Jerusalem is a central issue to us. We will not change our positions vis-à-vis Jerusalem — that is, vis-à-vis our historical rights in Jerusalem. Therefore, it is our duty to come before all the organs of the United Nations to present our legitimate cause. Accordingly, despite our deep appreciation for the efforts of all, in view of the Council's failure to fulfil its obligations, we will request the members of the United Nations to agree to an emergency meeting of the General Assembly, to be held in response to these developments in order to take appropriate action.

Let us hope that the international community as a whole will be able to fulfil its responsibilities and obligations to preserve the peace process and to provide further momentum to ensure implementation of the agreements reached. We hope, God willing, that we will achieve just, lasting and comprehensive peace in the Middle East.

The President: The representative of Israel has asked to speak. I now call on him to make his statement.

Mr. Peleg (Israel): Now that the Security Council has decided not to take any action regarding the decision of the Government of Israel to begin construction in Har Homa and in 10 predominantly Arab neighbourhoods throughout Jerusalem, it is our hope that the sponsors of the proposed resolution will recognize that the Security Council is not the appropriate forum for discussions of outstanding issues between Israel and the Palestinians. The Israeli-Palestinian peace process is founded upon direct, open and substantial dialogue between the sides. It is this dialogue which has brought about the historic progress already achieved. The adoption of unbalanced positions by outside parties can only damage this process. Mechanisms were created between Israel and the Palestinians to discuss all the issues between us. Permanent-status negotiations will be resumed later this month, and issues such as the issue of Jerusalem will be discussed there.

Let us support this mechanism and support these permanent-status negotiations. We trust that we and the Palestinians will reach agreement on all the outstanding issues between us.

The Government of Israel wishes here to reaffirm its unwavering commitment to the peace process on all its tracks.

The President: There are no further speakers.

The Security Council has thus concluded the present stage of its consideration of the item on its agenda.

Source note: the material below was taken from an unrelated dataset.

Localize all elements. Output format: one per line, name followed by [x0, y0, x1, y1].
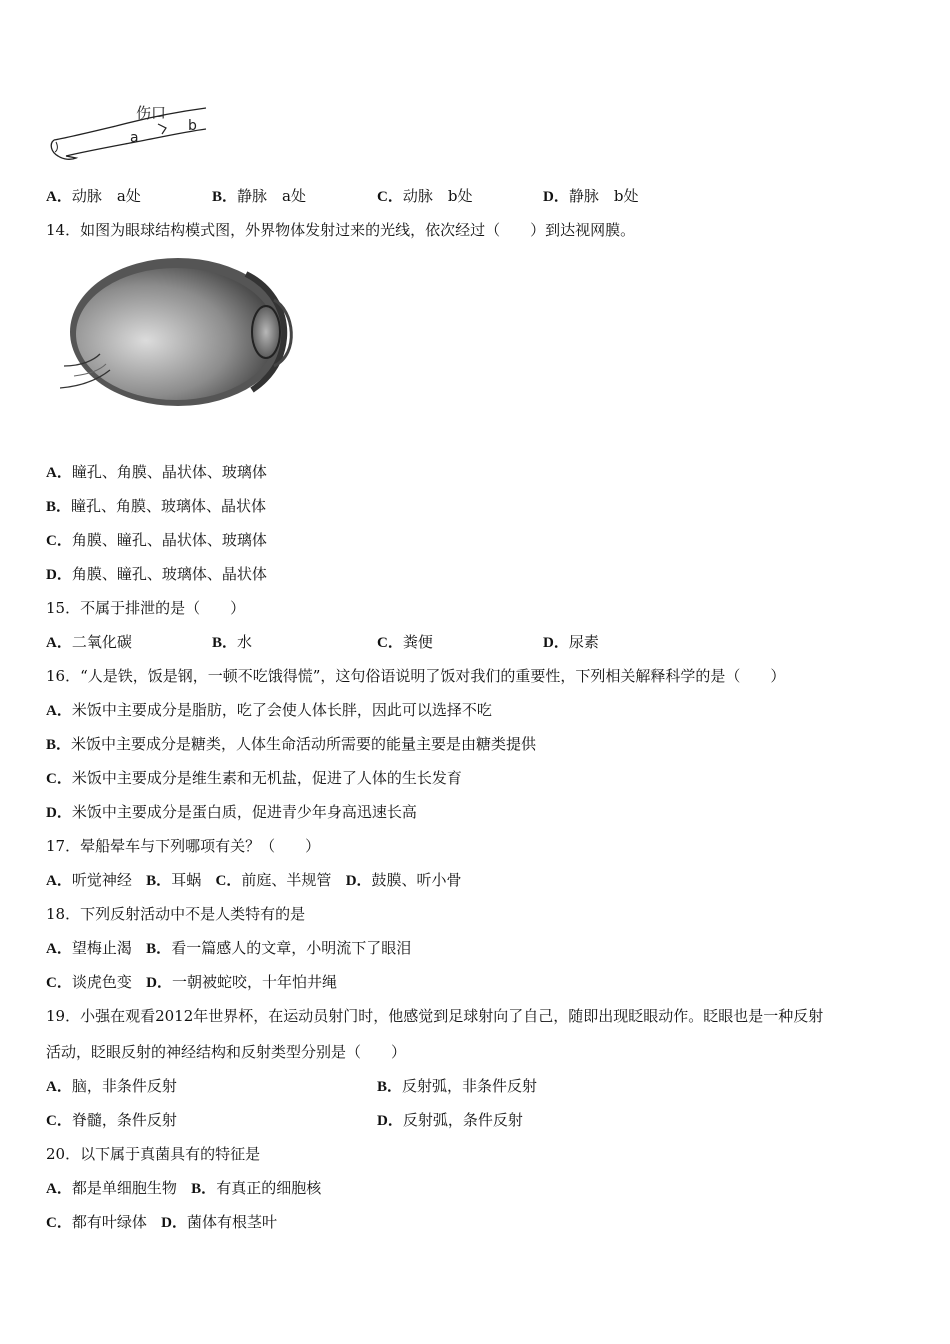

The meeting rose at 7:05 p.m.

This record contains the original text of speeches delivered in English and interpretations of speeches delivered in the other languages. The final text will be printed in the Official Records of the Security Council. Corrections should be submitted to original speeches only. They should be incorporated in a copy of the record and be sent under the signature of a member of the delegation concerned, within one week of the date of publication, to the Chief of the Verbatim Reporting Service, room C-178.